Search
  • Matthew Jenkins

Lessons my mum taught me

Seeing as Mothers’ Day is upon us again already (it appears to come round quicker each year these days), I thought it only fitting that I share a few pearls of wisdom my mother has passed me over the years.


Firstly, I should probably point out that my mother isn't a high-flying business woman. She isn’t Karen Brady, Deborah Meaden or any of the other women that appear to fly through Dragons Den these days, nor has she ever had any aspiration as far as I know to replicate what these women do. I should probably also point out that my mother isn’t a stay at home mum either.
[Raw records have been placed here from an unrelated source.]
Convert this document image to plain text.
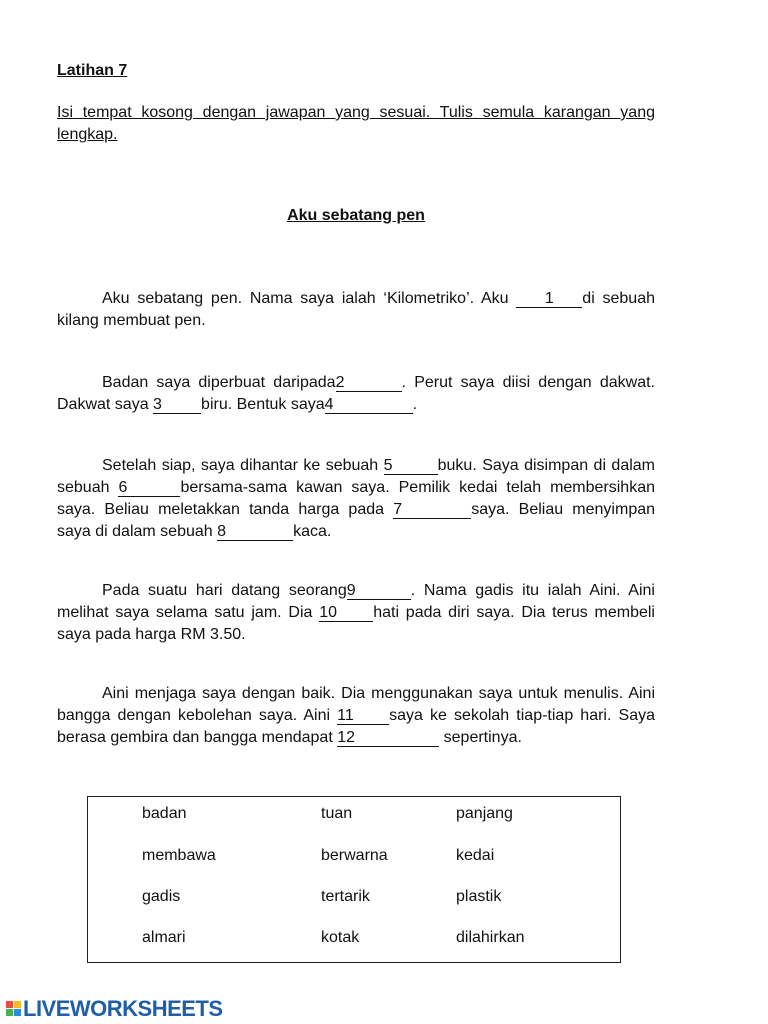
Latihan 7
Isi tempat kosong dengan jawapan yang sesuai. Tulis semula karangan yang lengkap.
Aku sebatang pen
Aku sebatang pen. Nama saya ialah ‘Kilometriko’. Aku 1 di sebuah kilang membuat pen.
Badan saya diperbuat daripada2	. Perut saya diisi dengan dakwat. Dakwat saya 3 biru. Bentuk saya4	.
Setelah siap, saya dihantar ke sebuah 5	buku. Saya disimpan di dalam sebuah 6	bersama-sama kawan saya. Pemilik kedai telah membersihkan saya. Beliau meletakkan tanda harga pada 7	saya. Beliau menyimpan saya di dalam sebuah 8	kaca.
Pada suatu hari datang seorang9	. Nama gadis itu ialah Aini. Aini melihat saya selama satu jam. Dia 10 hati pada diri saya. Dia terus membeli saya pada harga RM 3.50.
Aini menjaga saya dengan baik. Dia menggunakan saya untuk menulis. Aini bangga dengan kebolehan saya. Aini 11 saya ke sekolah tiap-tiap hari. Saya berasa gembira dan bangga mendapat 12	sepertinya.
badan	tuan	panjang
membawa	berwarna	kedai
gadis	tertarik	plastik
almari	kotak	dilahirkan
LIVEWORKSHEETS
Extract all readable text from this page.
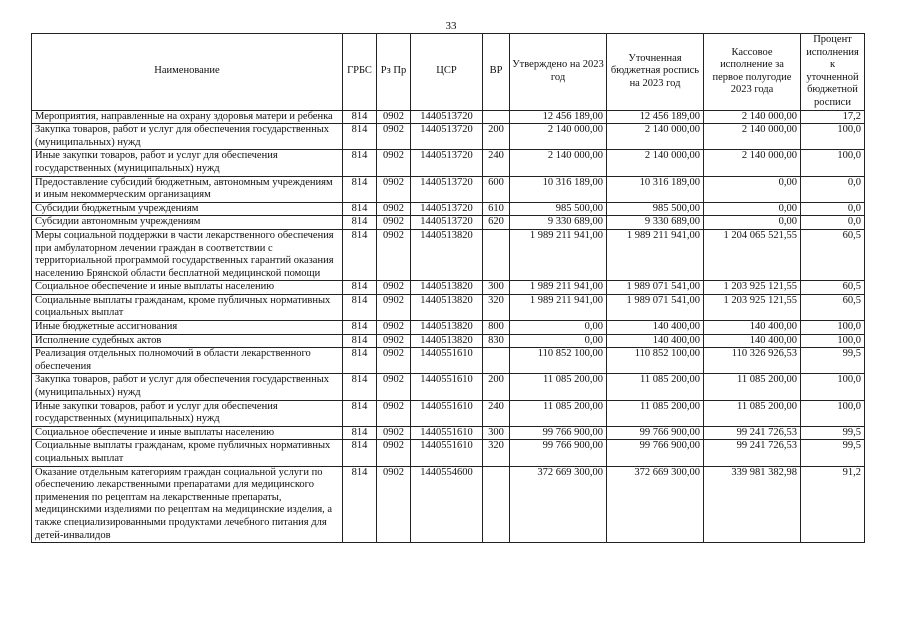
33
Наименование	ГРБС	Рз Пр	ЦСР	ВР	Утверждено на 2023 год	Уточненная бюджетная роспись на 2023 год	Кассовое исполнение за первое полугодие 2023 года	Процент исполнения к уточненной бюджетной росписи
Мероприятия, направленные на охрану здоровья матери и ребенка	814	0902	1440513720		12 456 189,00	12 456 189,00	2 140 000,00	17,2
Закупка товаров, работ и услуг для обеспечения государственных (муниципальных) нужд	814	0902	1440513720	200	2 140 000,00	2 140 000,00	2 140 000,00	100,0
Иные закупки товаров, работ и услуг для обеспечения государственных (муниципальных) нужд	814	0902	1440513720	240	2 140 000,00	2 140 000,00	2 140 000,00	100,0
Предоставление субсидий бюджетным, автономным учреждениям и иным некоммерческим организациям	814	0902	1440513720	600	10 316 189,00	10 316 189,00	0,00	0,0
Субсидии бюджетным учреждениям	814	0902	1440513720	610	985 500,00	985 500,00	0,00	0,0
Субсидии автономным учреждениям	814	0902	1440513720	620	9 330 689,00	9 330 689,00	0,00	0,0
Меры социальной поддержки в части лекарственного обеспечения при амбулаторном лечении граждан в соответствии с территориальной программой государственных гарантий оказания населению Брянской области бесплатной медицинской помощи	814	0902	1440513820		1 989 211 941,00	1 989 211 941,00	1 204 065 521,55	60,5
Социальное обеспечение и иные выплаты населению	814	0902	1440513820	300	1 989 211 941,00	1 989 071 541,00	1 203 925 121,55	60,5
Социальные выплаты гражданам, кроме публичных нормативных социальных выплат	814	0902	1440513820	320	1 989 211 941,00	1 989 071 541,00	1 203 925 121,55	60,5
Иные бюджетные ассигнования	814	0902	1440513820	800	0,00	140 400,00	140 400,00	100,0
Исполнение судебных актов	814	0902	1440513820	830	0,00	140 400,00	140 400,00	100,0
Реализация отдельных полномочий в области лекарственного обеспечения	814	0902	1440551610		110 852 100,00	110 852 100,00	110 326 926,53	99,5
Закупка товаров, работ и услуг для обеспечения государственных (муниципальных) нужд	814	0902	1440551610	200	11 085 200,00	11 085 200,00	11 085 200,00	100,0
Иные закупки товаров, работ и услуг для обеспечения государственных (муниципальных) нужд	814	0902	1440551610	240	11 085 200,00	11 085 200,00	11 085 200,00	100,0
Социальное обеспечение и иные выплаты населению	814	0902	1440551610	300	99 766 900,00	99 766 900,00	99 241 726,53	99,5
Социальные выплаты гражданам, кроме публичных нормативных социальных выплат	814	0902	1440551610	320	99 766 900,00	99 766 900,00	99 241 726,53	99,5
Оказание отдельным категориям граждан социальной услуги по обеспечению лекарственными препаратами для медицинского применения по рецептам на лекарственные препараты, медицинскими изделиями по рецептам на медицинские изделия, а также специализированными продуктами лечебного питания для детей-инвалидов	814	0902	1440554600		372 669 300,00	372 669 300,00	339 981 382,98	91,2
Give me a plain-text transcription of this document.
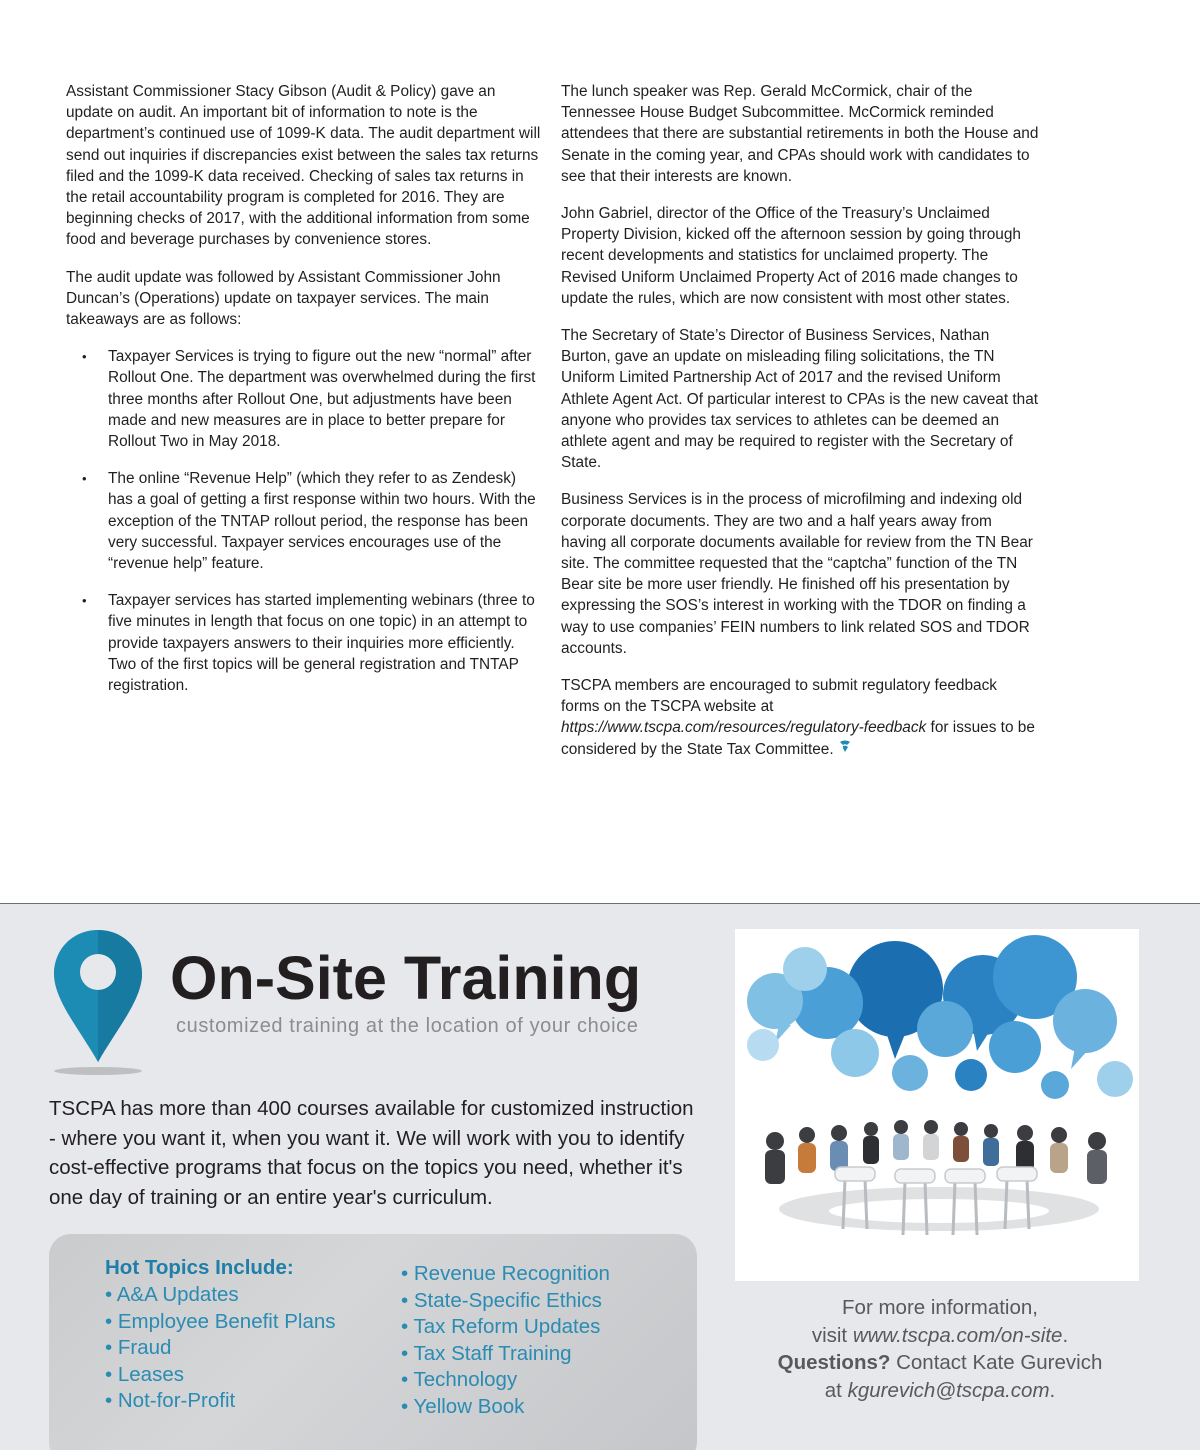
Assistant Commissioner Stacy Gibson (Audit & Policy) gave an update on audit. An important bit of information to note is the department’s continued use of 1099-K data. The audit department will send out inquiries if discrepancies exist between the sales tax returns filed and the 1099-K data received. Checking of sales tax returns in the retail accountability program is completed for 2016. They are beginning checks of 2017, with the additional information from some food and beverage purchases by convenience stores.

The audit update was followed by Assistant Commissioner John Duncan’s (Operations) update on taxpayer services. The main takeaways are as follows:

• Taxpayer Services is trying to figure out the new “normal” after Rollout One. The department was overwhelmed during the first three months after Rollout One, but adjustments have been made and new measures are in place to better prepare for Rollout Two in May 2018.
• The online “Revenue Help” (which they refer to as Zendesk) has a goal of getting a first response within two hours. With the exception of the TNTAP rollout period, the response has been very successful. Taxpayer services encourages use of the “revenue help” feature.
• Taxpayer services has started implementing webinars (three to five minutes in length that focus on one topic) in an attempt to provide taxpayers answers to their inquiries more efficiently. Two of the first topics will be general registration and TNTAP registration.

The lunch speaker was Rep. Gerald McCormick, chair of the Tennessee House Budget Subcommittee. McCormick reminded attendees that there are substantial retirements in both the House and Senate in the coming year, and CPAs should work with candidates to see that their interests are known.

John Gabriel, director of the Office of the Treasury’s Unclaimed Property Division, kicked off the afternoon session by going through recent developments and statistics for unclaimed property. The Revised Uniform Unclaimed Property Act of 2016 made changes to update the rules, which are now consistent with most other states.

The Secretary of State’s Director of Business Services, Nathan Burton, gave an update on misleading filing solicitations, the TN Uniform Limited Partnership Act of 2017 and the revised Uniform Athlete Agent Act. Of particular interest to CPAs is the new caveat that anyone who provides tax services to athletes can be deemed an athlete agent and may be required to register with the Secretary of State.

Business Services is in the process of microfilming and indexing old corporate documents. They are two and a half years away from having all corporate documents available for review from the TN Bear site. The committee requested that the “captcha” function of the TN Bear site be more user friendly. He finished off his presentation by expressing the SOS’s interest in working with the TDOR on finding a way to use companies’ FEIN numbers to link related SOS and TDOR accounts.

TSCPA members are encouraged to submit regulatory feedback forms on the TSCPA website at https://www.tscpa.com/resources/regulatory-feedback for issues to be considered by the State Tax Committee.

On-Site Training
customized training at the location of your choice
TSCPA has more than 400 courses available for customized instruction - where you want it, when you want it. We will work with you to identify cost-effective programs that focus on the topics you need, whether it's one day of training or an entire year's curriculum.
Hot Topics Include:
• A&A Updates
• Employee Benefit Plans
• Fraud
• Leases
• Not-for-Profit
• Revenue Recognition
• State-Specific Ethics
• Tax Reform Updates
• Tax Staff Training
• Technology
• Yellow Book
For more information,
visit www.tscpa.com/on-site.
Questions? Contact Kate Gurevich
at kgurevich@tscpa.com.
My mum falls (or fell as I should more accurately point out as she's now retired) into that middle ground of raising two kids and holding down a steady job at the same time.


My mum in fact held the same position as cashier of a high street bank not too far from home for more than 25 years, and whilst this might not be the most high-flying of jobs, there are numerous lessons I learnt over the years in watching what she did and how she did it. 


So in honour of mothers day, and when better to share this... here are a couple of pearls of wisdom passed to me by my wonderful mum.


1.       Team player

My mum is a strong team player. She had her personal preferences of where she enjoyed working, one particular branch being her favourite, but the cashier team across Bristol is small and wasn't always reliable, and even though she didn’t always enjoy it, my mum was always willing to go wherever needed to make sure things ran smoothly. Where others may have called in sick or simply refused to change their day-to-day routine, my mum went about it all with a smile and saw that this change in location was only ever short term, often returning from the new location having found something to enjoy about it. 


2.       Loyalty

My mum is loyal, she worked for the same bank for more than 25 years which by all accounts is something quite rare these days. I can’t begin to imagine the changes she saw over the years as various new technology got ushered in, the cashiers often being the last to find out and even more often being the ones having to make the biggest change. Where other employees fell by the way-side, some ousted through various change programs, others moving up the career ladder and others simply stepping down, my mum simply dealt with every change thrown at her by the bank and as a result was always regarded as a valued member of the bank.


3.       Hard work

My mum isn’t afraid of hard-work. As a student, I would often have to walk past the door of my mum’s bank on the way to university and being the dutiful son, would often stop in with a coffee for her on my way. What struck me over the years is just how hard her job was. Diligently standing in the queue waiting to speak to my mum through the glass panel she sat behind, I got to see first hand how she rarely got time to herself. Its not like an office job where you can take yourself to the kitchen or outside for a cheeky breather. The cashiers were on hand all day facing all manners of people and their specific needs. I lost count of the times I heard her come home from work saying “I didn’t even get time to get a cup-of-coffee today”, her  lunch breaks barely enough time to even eat a sandwich let alone recharge your batteries.  


4.       Composure

As children we were taught the value of saying please and thank you (something I find myself repeating like an endless chant to my own children these days) and to this day I can’t say I have ever heard my mum utter a swear word or even a bad word about someone. That’s not to say she hasn’t said them (or thought them), but more a case that my mum knows the importance of setting a good example and in working terms, being professional. Like I mentioned previously, I stood in line on many occasions waiting to speak with my mum at the bank and got to see first hand the various characters she dealt with as ‘customers’ of the bank and the rude way some felt it was their right to speak to her in. Where others would have lost their rag or be driven to being rude in return, my mum always kept her cool knowing the importance of dealing with the situation in a calm and composed manner. 


5.       Customer service

Similar to the value in having composure in tense situations, my mum always knew the importance of providing excellent customer service and did just that for more than 25 years in the end. I’ve heard first hand from customers stood in line just how much they value her personal touch in dealing with their requests. Her skill in remembering the smaller details of each customer all contributed to making the experience of going to the bank all the more special. She took a mundane task for most people and through a little bit of care and attention turned it into a pleasurable experience. 


6.       Friendship

Just like the way my mum treated her customers, my mum knew and continues to know the value of being a friend to those at work. Many of the people my mum has worked with over the years have remained friends with her outside of the bank for 20+ years and whilst they do not see each other as often these days, the friendship is still there. The odd coffee or Christmas card pays homage to the bond she built with people in all those years at work together.


As you can probably tell. I’m proud of my mum, and I like to think that I am a better leader, employee, co-worker as a direct result of these lessons. So happy Mothers Day mum!